ES bueno que en una provincia de memoria frágil como la nuestra venga alguien a recordarnos nuestra historia más inmediata. Sólo el tiempo determina qué hechos y sus protagonistas merecen el paso a la posteridad, pues el tiempo, desposeído de los rigores del presente, incluso de sus intereses egoístas, cabalga pausado por entre los años eligiendo aquellos nombres que han de permanecer más allá de la muerte física.

Alfonso Guerra, la semana pasada, desgranó con su peculiar didáctica los entresijos políticos de aquel -dijo- "necesario consenso" para llegar al pacto constitucional que dio origen a la Constitución actual. Y nos habló con esa fina pedagogía política de quien no se ha adormecido con los años porque ni pertenece a esa izquierda que no conoce su pasado y los valores que lo sustentan, ni pertenece a esa nueva generación política que repite estereotipadamente esos valores y los utiliza como barniz abrillantador de su bajo perfil político.

No sé qué hubiera sido de nosotros sin aquél Olimpo donde habitaban dioses domésticos de "bocadillos" y "cenas secretas" con las que ejemplificaron las más altas cotas de la política para asegurarnos una convivencia democrática. A ellos, a Adolfo Suárez, Felipe González, Carrillo, Fraga, Abril Martorel, Alfonso Guerra y los ponentes constitucionalistas del 78, les debemos gratitud y reconocimiento porque hicieron posible el espectacular desarrollo que hoy vivimos. Unos supieron reflejar a través de un texto los surcos cultivados de lo que los españoles deseábamos y otros, despojados de ataduras, interpretaron lo que somos actualmente. Unos, sin olvidar el pasado, plantearon estrategias de futuro, sin pudor y con determinación; otros, que gobernaban entonces, constaron las limitaciones del principio realidad aplicada a la política y supieron tener visión de conjunto para aceptar de aquéllos sus propuestas, a pesar de las presiones de los entonces llamados poderes fácticos.

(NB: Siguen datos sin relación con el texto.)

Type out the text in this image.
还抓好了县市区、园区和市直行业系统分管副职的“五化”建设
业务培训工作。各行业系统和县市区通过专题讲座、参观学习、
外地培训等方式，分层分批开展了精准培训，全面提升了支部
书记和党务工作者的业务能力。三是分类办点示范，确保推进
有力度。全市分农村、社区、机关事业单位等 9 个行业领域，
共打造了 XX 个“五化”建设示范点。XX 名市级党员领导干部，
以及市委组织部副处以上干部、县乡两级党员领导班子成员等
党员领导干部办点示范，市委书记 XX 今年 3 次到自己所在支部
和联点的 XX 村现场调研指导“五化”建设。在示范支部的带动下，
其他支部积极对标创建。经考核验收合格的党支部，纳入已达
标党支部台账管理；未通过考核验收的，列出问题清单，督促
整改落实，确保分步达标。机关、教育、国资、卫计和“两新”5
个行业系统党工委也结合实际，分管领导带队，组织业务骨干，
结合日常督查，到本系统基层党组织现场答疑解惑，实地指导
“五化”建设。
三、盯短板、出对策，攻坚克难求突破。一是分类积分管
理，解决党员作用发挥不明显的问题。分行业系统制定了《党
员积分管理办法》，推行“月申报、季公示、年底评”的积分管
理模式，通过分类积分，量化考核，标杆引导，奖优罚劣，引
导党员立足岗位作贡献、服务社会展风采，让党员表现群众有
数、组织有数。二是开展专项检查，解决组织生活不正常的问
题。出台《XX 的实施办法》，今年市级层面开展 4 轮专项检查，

Gracias a ellos los jóvenes estudiantes de entonces comprendimos que Lorca no murió fusilado a manos de aquellos insensatos, ni Miguel Hernández murió olvidado en la cárcel, ni Machado padeció la soledad de un paisaje sin olivos, ni nadie cercenó la vida de nadie, ni nadie murió inútilmente porque los hijos de la insensatez fratricida de uno y otro bando colocaron los intereses ciudadanos por encima de cualquier estrategia partidista y electoral.

Por eso, oportuna y necesaria fue la lección de Alfonso Guerra la semana pasada a un público de frágil memoria. Sus reflexiones invitaron a pervivir, una vez más, el eco de aquellos nombres grandes de la Historia. Esa noche soñé con la grandeza de la democracia y de la eternidad que en ella habita.